Folgender Beitrag zählt zu den "kosmischen Splittern": kurz, knackig, ein wenig bissig verfasst, als anregendes Häppchen gedacht. Wie Leserzuschriften belegen, handelt es sich bei diesem Text um ein (weiteres) inhaltsschweres "Kaliber".
1 Branchenunschärfe
Mit Immobilien verbinden sich vielfältige Vorstellungen, Sichtweisen, Wahrnehmungen und Empfindungen. Dabei herrschen ausschnitthafte Betrachtungsweisen vor. Selbst "gestandene" Immobilienwirtschaftler besitzen mehrheitlich kein umfassendes Verständnis von Immobilien.
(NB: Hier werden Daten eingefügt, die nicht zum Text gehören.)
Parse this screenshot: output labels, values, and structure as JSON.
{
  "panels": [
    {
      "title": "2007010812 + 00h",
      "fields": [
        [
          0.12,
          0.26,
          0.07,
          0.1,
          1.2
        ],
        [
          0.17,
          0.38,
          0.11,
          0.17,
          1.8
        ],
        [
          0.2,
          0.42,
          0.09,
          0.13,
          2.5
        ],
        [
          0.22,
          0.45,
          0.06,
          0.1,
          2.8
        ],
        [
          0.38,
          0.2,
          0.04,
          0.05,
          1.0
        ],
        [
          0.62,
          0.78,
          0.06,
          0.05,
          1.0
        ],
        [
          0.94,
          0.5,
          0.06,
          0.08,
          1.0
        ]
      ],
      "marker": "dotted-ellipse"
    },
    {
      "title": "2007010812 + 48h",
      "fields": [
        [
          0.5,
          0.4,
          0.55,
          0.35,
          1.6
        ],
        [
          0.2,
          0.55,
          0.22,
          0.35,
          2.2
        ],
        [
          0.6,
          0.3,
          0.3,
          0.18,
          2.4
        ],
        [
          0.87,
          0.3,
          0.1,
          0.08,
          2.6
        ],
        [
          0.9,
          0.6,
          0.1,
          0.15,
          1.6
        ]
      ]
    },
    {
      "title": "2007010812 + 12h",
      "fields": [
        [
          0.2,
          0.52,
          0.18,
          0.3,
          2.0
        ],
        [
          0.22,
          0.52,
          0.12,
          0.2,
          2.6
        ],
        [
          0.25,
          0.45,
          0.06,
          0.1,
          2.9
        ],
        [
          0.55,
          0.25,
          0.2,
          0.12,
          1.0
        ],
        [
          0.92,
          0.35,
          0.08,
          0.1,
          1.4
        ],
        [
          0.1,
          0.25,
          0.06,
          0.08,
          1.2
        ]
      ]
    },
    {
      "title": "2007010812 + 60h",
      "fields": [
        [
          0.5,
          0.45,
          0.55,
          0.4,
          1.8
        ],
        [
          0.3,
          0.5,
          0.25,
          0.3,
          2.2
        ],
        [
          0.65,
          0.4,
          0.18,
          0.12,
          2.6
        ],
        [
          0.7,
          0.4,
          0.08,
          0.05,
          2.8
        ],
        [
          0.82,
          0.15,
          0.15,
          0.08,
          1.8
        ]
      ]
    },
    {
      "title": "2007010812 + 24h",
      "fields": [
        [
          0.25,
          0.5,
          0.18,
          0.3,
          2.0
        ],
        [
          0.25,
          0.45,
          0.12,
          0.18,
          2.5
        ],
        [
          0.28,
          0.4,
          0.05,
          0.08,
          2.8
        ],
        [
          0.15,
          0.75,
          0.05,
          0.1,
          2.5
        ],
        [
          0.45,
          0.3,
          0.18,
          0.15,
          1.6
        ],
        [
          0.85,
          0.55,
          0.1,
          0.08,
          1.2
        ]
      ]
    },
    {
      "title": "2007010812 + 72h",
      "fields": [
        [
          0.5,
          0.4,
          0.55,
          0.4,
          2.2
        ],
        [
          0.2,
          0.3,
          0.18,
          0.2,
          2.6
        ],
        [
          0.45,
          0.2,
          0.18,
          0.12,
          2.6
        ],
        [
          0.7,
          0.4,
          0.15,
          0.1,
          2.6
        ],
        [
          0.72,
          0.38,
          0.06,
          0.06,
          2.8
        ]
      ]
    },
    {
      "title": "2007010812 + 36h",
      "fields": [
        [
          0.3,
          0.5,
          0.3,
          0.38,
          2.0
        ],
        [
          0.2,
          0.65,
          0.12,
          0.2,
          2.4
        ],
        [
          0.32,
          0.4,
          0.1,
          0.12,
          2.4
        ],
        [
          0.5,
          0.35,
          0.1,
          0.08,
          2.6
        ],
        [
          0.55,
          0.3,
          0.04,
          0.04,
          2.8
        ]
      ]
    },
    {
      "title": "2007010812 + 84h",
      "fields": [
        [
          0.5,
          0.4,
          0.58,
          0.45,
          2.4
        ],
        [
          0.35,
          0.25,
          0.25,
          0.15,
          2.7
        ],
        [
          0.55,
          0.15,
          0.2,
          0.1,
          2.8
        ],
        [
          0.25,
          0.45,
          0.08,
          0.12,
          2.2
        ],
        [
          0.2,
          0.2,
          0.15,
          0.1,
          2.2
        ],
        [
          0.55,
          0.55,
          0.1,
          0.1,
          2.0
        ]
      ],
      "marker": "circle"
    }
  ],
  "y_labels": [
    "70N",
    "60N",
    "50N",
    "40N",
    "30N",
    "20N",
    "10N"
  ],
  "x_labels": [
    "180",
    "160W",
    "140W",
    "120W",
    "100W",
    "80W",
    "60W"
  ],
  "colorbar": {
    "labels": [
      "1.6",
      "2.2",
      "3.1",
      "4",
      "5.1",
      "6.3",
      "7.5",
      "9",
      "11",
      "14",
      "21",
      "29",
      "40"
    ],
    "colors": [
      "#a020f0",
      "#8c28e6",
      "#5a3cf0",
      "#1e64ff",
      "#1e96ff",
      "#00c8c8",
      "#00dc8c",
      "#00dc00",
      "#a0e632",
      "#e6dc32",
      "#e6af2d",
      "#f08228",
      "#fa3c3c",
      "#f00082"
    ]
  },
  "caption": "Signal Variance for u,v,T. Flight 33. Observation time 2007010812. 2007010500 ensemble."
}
Diese Feststellung mag provokant klingen, erweist sich jedoch alleine mit Blick auf die enorme Vielfalt immobilienwirtschaftlicher Teildisziplinen bzw. die Branchenstruktur als begründet: Die Immobilienwirtschaft stellt kein scharf abgrenzbares Feld dar. Mehr noch: Sie erweist sich als fiktives gedankliches Konstrukt. Das erschließt sich spätestens dann, wird bedacht, dass Immobilien in (fast) sämtlichen Lebensbereichen bedeutsam sind. Unausweichlich sind in ihr zahlreiche Berufsgruppen aktiv, die ihr gemeinhin nicht zugerechnet werden.
2 Berufliches Kaleidoskop
So groß die Verbreitung von Immobilien, so groß die Vielfalt an mehr oder weniger scharf konturierten Spielarten von Objekten, so breit ist der Fächer fachlicher Disziplinen entwickelt, die sich mittel- oder unmittelbar mit Immobilienfragen befassen. Untereinander besitzen diese Fachbereiche mehr oder minder große inhaltliche Schnittmengen. Anders ausgedrückt: Angehörige verschiedener beruflicher Zweige oder Linien "ticken" unterschiedlich, setzen unterschiedliche Schwerpunkte, nehmen unterschiedlich wahr, sind vielfach in unterschiedlichen Begriffswelten verhaftet.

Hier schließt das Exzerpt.